Monday, 18 March 2019

An Analogue Musical Adventure

Here in the Driftwood Vegan household not everything revolves around veganism and, although it is so important in our lives, we like to discuss other important things too; like music for instance.  Music is a major influence in our lives and, as much as I couldn't have had a soul mate who isn't vegan, he also had to love music.  Luckily Phil does and over the years we have introduced each other to so much music, as well as discovered even more together.  A life without music is not worth living.

My musical entertainment has been even more of a journey recently.  I took it upon myself to sort through and listen to every single cassette tape I have.  Our beloved, ageing and 261,000 mile Peugeot 306 with its onboard cassette deck has provided the perfect listening vessel on my way to and from work.  It's been amazing; a blast from the past with moments of rediscovery, moments of blushing over forgotten memories and eras, moments of sheer joy and moments of 'what the hell'!  It just goes to show how much music is along for the ride in your journey through life.

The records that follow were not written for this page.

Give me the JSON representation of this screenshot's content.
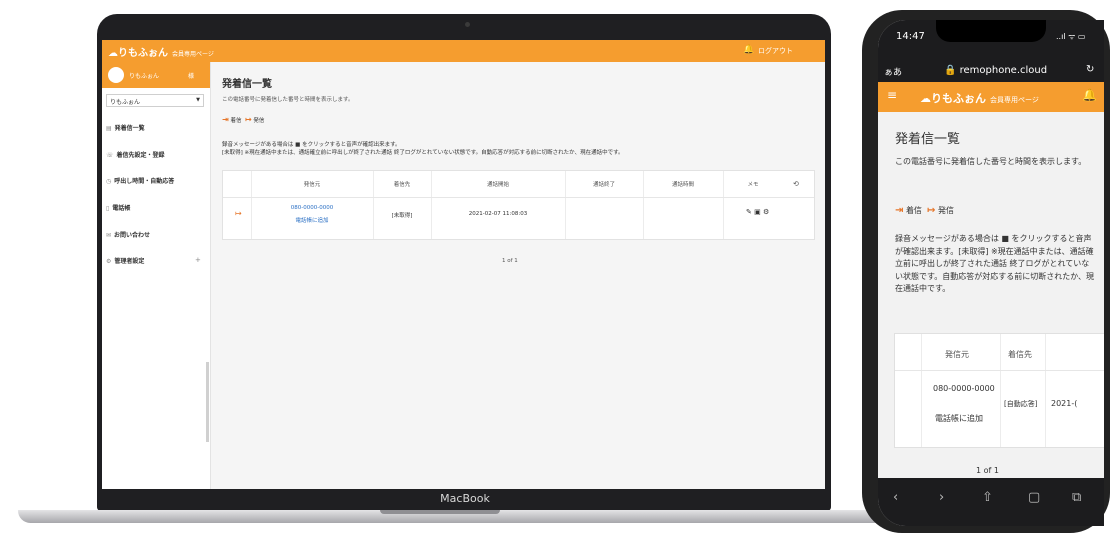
{
  "laptop": {
    "label": "MacBook",
    "header": {
      "logo": "りもふぉん",
      "logo_sub": "会員専用ページ",
      "logout": "ログアウト"
    },
    "sidebar": {
      "user_name": "りもふぉん",
      "user_suffix": "様",
      "select_value": "りもふぉん",
      "items": [
        {
          "label": "発着信一覧"
        },
        {
          "label": "着信先設定・登録"
        },
        {
          "label": "呼出し時間・自動応答"
        },
        {
          "label": "電話帳"
        },
        {
          "label": "お問い合わせ"
        },
        {
          "label": "管理者設定"
        }
      ]
    },
    "main": {
      "title": "発着信一覧",
      "description": "この電話番号に発着信した番号と時間を表示します。",
      "legend_in": "着信",
      "legend_out": "発信",
      "note1": "録音メッセージがある場合は ■ をクリックすると音声が確認出来ます。",
      "note2": "[未取得] ※現在通話中または、通話確立前に呼出しが終了された通話 終了ログがとれていない状態です。自動応答が対応する前に切断されたか、現在通話中です。",
      "columns": [
        "発信元",
        "着信先",
        "通話開始",
        "通話終了",
        "通話時間",
        "メモ"
      ],
      "row": {
        "from": "080-0000-0000",
        "add_contact": "電話帳に追加",
        "to": "[未取得]",
        "start": "2021-02-07 11:08:03",
        "end": "",
        "duration": ""
      },
      "pagination": "1 of 1"
    }
  },
  "phone": {
    "time": "14:47",
    "signal": "..ıl ᯤ ▭",
    "url_aa": "ぁあ",
    "domain": "remophone.cloud",
    "header": {
      "logo": "りもふぉん",
      "logo_sub": "会員専用ページ"
    },
    "title": "発着信一覧",
    "description": "この電話番号に発着信した番号と時間を表示します。",
    "legend_in": "着信",
    "legend_out": "発信",
    "note": "録音メッセージがある場合は ■ をクリックすると音声が確認出来ます。[未取得] ※現在通話中または、通話確立前に呼出しが終了された通話 終了ログがとれていない状態です。自動応答が対応する前に切断されたか、現在通話中です。",
    "columns": [
      "発信元",
      "着信先"
    ],
    "row": {
      "from": "080-0000-0000",
      "add_contact": "電話帳に追加",
      "to": "[自動応答]",
      "start": "2021-("
    },
    "pagination": "1 of 1"
  }
}
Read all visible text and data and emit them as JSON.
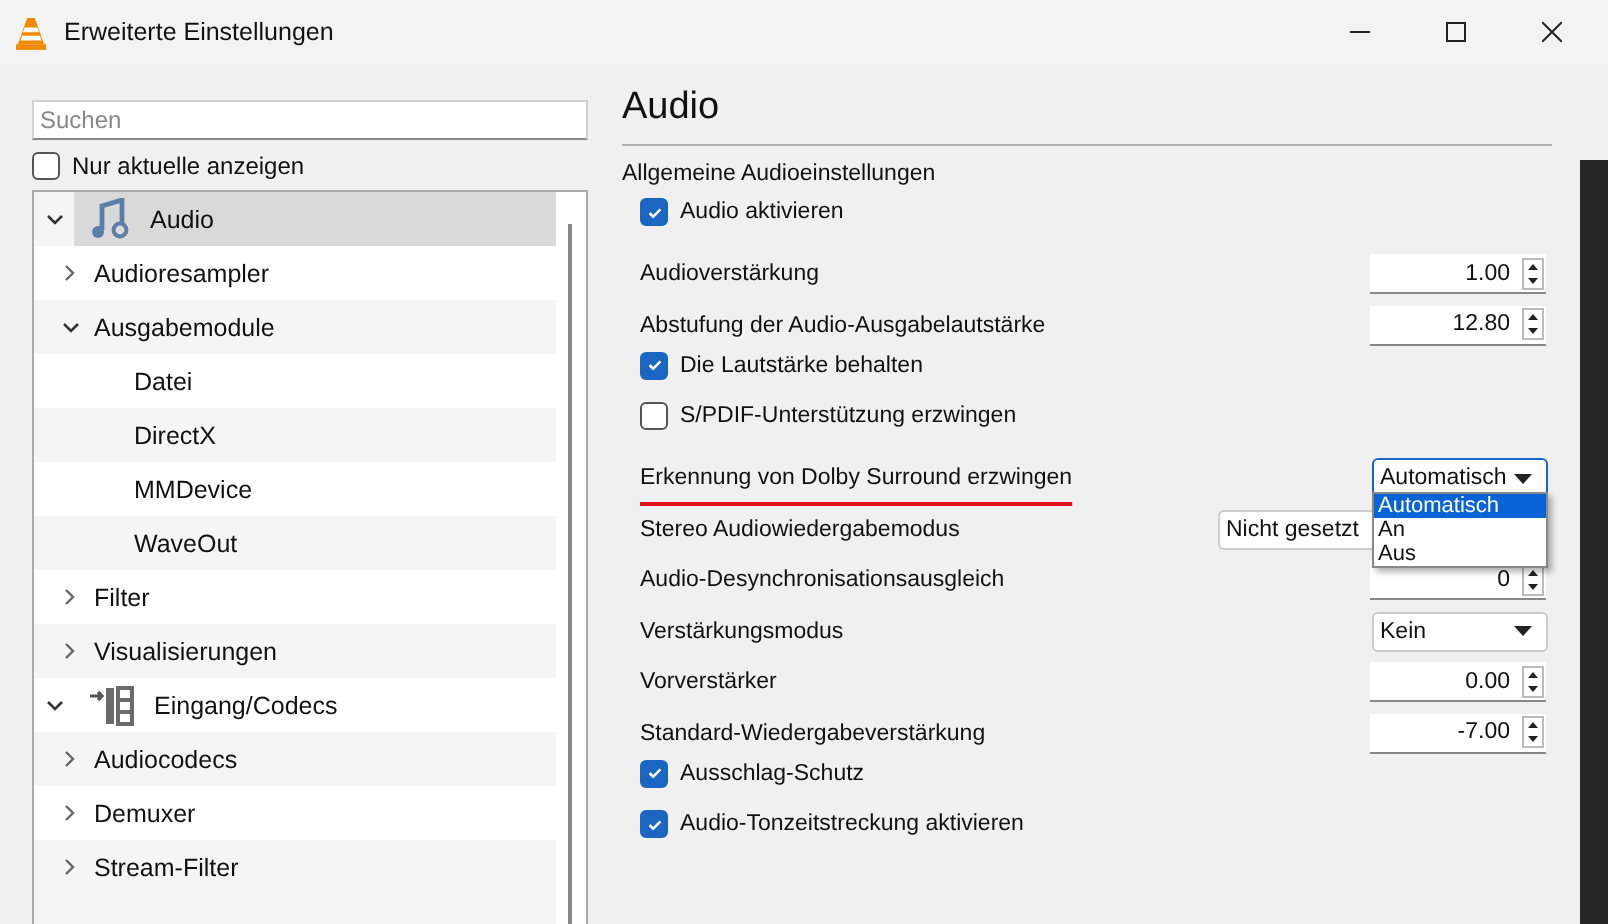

The deal with my cassettes has been that if I think it holds enough of a musical wonder and I don't already have it on CD, it gets an entry into my 'little blue book'.  Every month on payday I treat myself to a few of the entries available on the second hand market as CDs.  I have scored a few in charity shops recently too but the more obscure have to be sought out.  The defunct cassettes then wend their way to my colleague and fellow music lover Charlie, who has a penchant for collecting such analogue wonders en masse.  I'm so fortunate that not only are my cassettes not ending up in landfill but that I have Charlie, almost 20 years my junior, to pass on my music and perhaps discover some gems from a different era (as well as have a laugh over the more random ones!).

This brings me neatly on to a recent conversation I had with Phil about musical inheritance.  In this current digital download era, what is going to become of some of the old music?  I was fortunate that my parents passed on their vinyl to me; Beatles, Elvis and an amazing Lee Perry oldster included.  I cherish them and do play them, stylus fuzz and all.  What of these and my vinyls in the future?  I know that vinyl is making a bit of a comeback but realistically are my nieces going to have a record deck to enjoy these on when my time comes?  Phil has even more of a collection of vinyls and between us our CD collection is fairly extensive.  Then there are the digital music files; an increasingly popular format for storing music but one that is not going to be easy or even possible to physically pass on.  What happens therefore to our musical wonders from the past?  Sod the cash inheritance; what about the musical inheritance?

I might be getting old but most (not all) music these days is shit; a diluted media-popularised mix of dull tripe.  Most of our 'new' musical discoveries consist of reaching backwards through time to discover music we had yet to find.  Less and less are our new discoveries actually new and that saddens me.  Unless the new generation take on the same 'backwards' stance, and with less and less music being enjoyed in an analogue format and passed on to future generations, what hope is there for any magical musical inheritance?  I can't even comprehend how sad that could be.  

Perhaps I am being too dramatic or as old fashioned as the generations before me.  I'm a bit of an old folkie and am fully aware of the importance that folk music had in passing down the old stories, especially in the days of illiteracy.  Perhaps back then there was the same kind of panic.  Once the recording of music was possible we had the magic of passing on our musical stories and journeys; vinyl, cassette, CD's; treasured musical history.   Are we going backwards now in this world of en masse information where everything is available in a fleeting instance?  How do we know, treasure and share those creative musical moments that journey along with us and our loved ones?

About four years ago or so I made my parents a musical CD compilation for Christmas.  I included tracks from way before my time; ones that were important to my parents and also ones from growing up.  Summertime Blues, Johnny B Goode, Memphis Tennessee, Hey Jude, Maggie May, Imagine and various Abba songs were all included; the latter being embarrassing to admit but important no less in our family's history and all allowing memories to flood back in.  It ended with Meet on the Ledge by Fairport Convention; a particular evening with my parents spent at Cropredy Festival the reason I included it.  They got me drunk on cider and I loved it.   The delight from my parents that Christmas when we played it was evident; a sharing of the importance of music in our lives from before I was born to my life as an adult recognised by all.  My mum and dad found it touching that I cried as it played.  Its importance was emphasised further when my dad was in hospital during his final few days.  I played the CD to him again.  He was pretty much past talking but we noticed his feet were moving in time; from somewhere a past memory was creating joy.  He then muttered to play it again.  Through tears I pressed pay once more and sat back holding his hand whilst he danced.  Music is indeed magic.

Between us let us not forget the importance of communication and how music is very much an unspoken form of love, history and shared journeys.  Enthuse your children's lives with music in the same way that you do with love and light.  I honestly feel that people who really feel music have a heightened sense of compassion too.  It's about beyond just hearing music.  It's about absorbing, seeing it, feeling it.  It's also about passing that on to whoever you can and not letting it be lost into the digital ether.